The Tapestry Plan

This post develops part of this document:

The Tapestry Plan

Overview

I’m developing out a project in defining the bottom-up sharding and scheduling of grid-scale tensor expression languages; its name is “Tapestry”, for the way expression value flow graphs weave between execution contexts.

I am of the opinion that this is a project which requires no new computer science; just the careful and methodical application of pieces from a number of sub-fields.

As there are many projects exploring how to take existing evaluation environments and back-fit sharding machinery too them, and as those projects are continuing to make reasonable progress, I feel that there’s no short-term urgency to solve this; so I’m taking the pure-language design route.

  • We don’t have users, and won’t have them till the whole stack works. We won’t have to worry about maintaining semantics or operational decisions when problems are encountered with them.

  • We will have some trouble acquiring people to help; everything is going to appear very abstract until the functional machinery is in-place.

Stages

Tapestry will be built out in the following stages of work, which correspond to a series of technical embeddings going deeper into the stack, and will remain as rewrite layers.

  • Tensor Valued Block Operation Graph Language
  • Block Operation Index Projection Sharding Graph Language
  • Block Operation Substitution Rewrite Graph Language
  • Block Operation Fusion Rewrite Graph Language
  • Block Operation Rewrite Sharding Optimizer
    • Configurable Execution Cost Model
    • Pareto-Front Stochastic Search Optimizer
  • Block Shard Operational Embedding
  • Block Shard Grid Host
    • Shard Scheduling
    • Shard Metric Instrumentation

When this stack is semantically complete, even in a preview form; we can begin to preview applications written in the block operation graph language.
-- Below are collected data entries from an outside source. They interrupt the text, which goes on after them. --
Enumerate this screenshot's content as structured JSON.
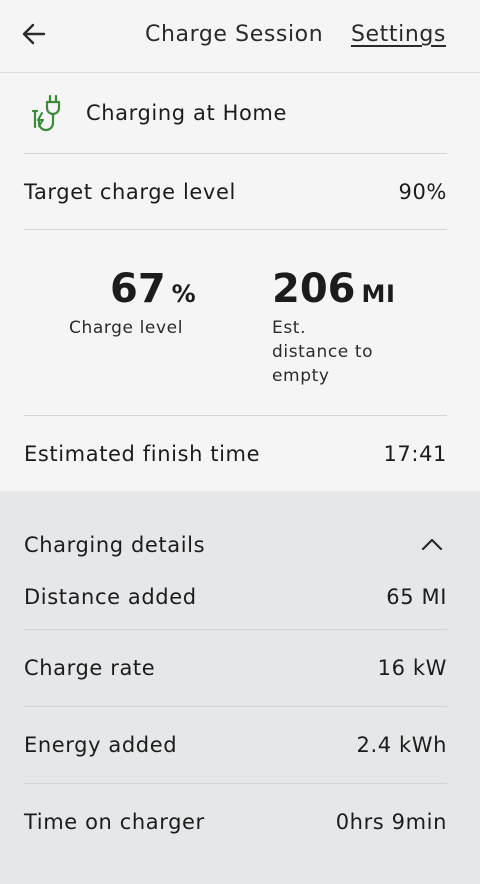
{
  "header": {
    "title": "Charge Session",
    "settings_label": "Settings"
  },
  "location": {
    "label": "Charging at Home"
  },
  "target": {
    "label": "Target charge level",
    "value": "90%"
  },
  "stats": {
    "charge": {
      "value": "67",
      "unit": "%",
      "caption": "Charge level"
    },
    "distance": {
      "value": "206",
      "unit": "MI",
      "caption_lines": [
        "Est.",
        "distance to",
        "empty"
      ]
    }
  },
  "finish": {
    "label": "Estimated finish time",
    "value": "17:41"
  },
  "details": {
    "title": "Charging details",
    "rows": [
      {
        "label": "Distance added",
        "value": "65 MI"
      },
      {
        "label": "Charge rate",
        "value": "16 kW"
      },
      {
        "label": "Energy added",
        "value": "2.4 kWh"
      },
      {
        "label": "Time on charger",
        "value": "0hrs 9min"
      }
    ]
  },
  "icons": {
    "back": "arrow-left-icon",
    "plug": "ev-plug-icon",
    "collapse": "chevron-up-icon"
  },
  "colors": {
    "accent": "#3a8a3a",
    "background": "#f5f5f5",
    "details_bg": "#e6e7e9"
  }
}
From this stage onward, development will bifurcate:

  • Applications and extensions written above the block operation language; and
  • Optimization research and operational implementation work done below the block operation language.

The goal is:

Provide an existence proof that a provably shardable formal language is possible (we can prove that it can be made fast); then make it easy to program for to get more help; then make it fast.